Strolling through Madrid (Spain), cutting through the “Plaza de la Villa” and the “Cisneros” house, we arrive at Sacramento Street to find a very unique garden.
Among modern buildings and down some stairs, we find a hidden garden, it is the “Orchard of the Nuns.” This space was later known as the Lezcano Palace garden and then as the O’Reilly Palace garden, when in 1939, Aurora Lezcano becomes related to the Count of O’Reilly, this garden continues to be part of the Palace.
To understand why it was known as the “orchard of the nuns”, we must travel back to the seventeenth century, when the Convent of the Sacrament was built on the palace grounds.
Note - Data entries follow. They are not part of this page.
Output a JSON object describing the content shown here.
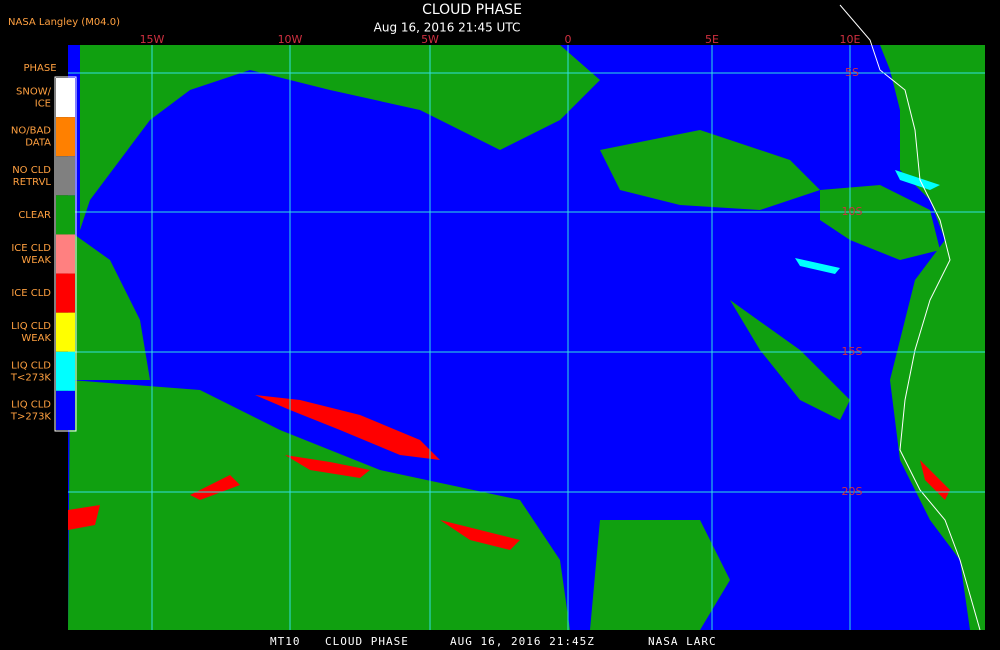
{
  "header": {
    "source": "NASA Langley (M04.0)",
    "title": "CLOUD PHASE",
    "subtitle": "Aug 16, 2016 21:45 UTC"
  },
  "legend": {
    "title": "PHASE",
    "items": [
      {
        "lines": [
          "SNOW/",
          "ICE"
        ],
        "color": "#ffffff"
      },
      {
        "lines": [
          "NO/BAD",
          "DATA"
        ],
        "color": "#ff8000"
      },
      {
        "lines": [
          "NO CLD",
          "RETRVL"
        ],
        "color": "#808080"
      },
      {
        "lines": [
          "CLEAR"
        ],
        "color": "#10a010"
      },
      {
        "lines": [
          "ICE CLD",
          "WEAK"
        ],
        "color": "#ff8080"
      },
      {
        "lines": [
          "ICE CLD"
        ],
        "color": "#ff0000"
      },
      {
        "lines": [
          "LIQ CLD",
          "WEAK"
        ],
        "color": "#ffff00"
      },
      {
        "lines": [
          "LIQ CLD",
          "T<273K"
        ],
        "color": "#00ffff"
      },
      {
        "lines": [
          "LIQ CLD",
          "T>273K"
        ],
        "color": "#0000ff"
      }
    ]
  },
  "map": {
    "lon_labels": [
      "15W",
      "10W",
      "5W",
      "0",
      "5E",
      "10E"
    ],
    "lat_labels": [
      "5S",
      "10S",
      "15S",
      "20S"
    ]
  },
  "footer": {
    "items": [
      "MT10",
      "CLOUD PHASE",
      "AUG 16, 2016 21:45Z",
      "NASA LARC"
    ]
  }
}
The Convent was occupied by the “Barefoot Cistercian Nuns of San Bernardo”, known as the “Bernardas”. In the cloister of the convent, the “Bernardas” planted, cultivated and harvested root vegetables and tubers for food. Hence becoming the Orchard of the Nuns.
Although the Convent of the Sacrament was greatly damaged during the Spanish Civil War, it was rebuilt in the 1940’s. Later, in 1972, the convent was finally demolished, with the palace and garden prevailing. The Fountain of the Prioress also survived. It is a work that includes cherub sculptures and was imported from Paris in the 18th century.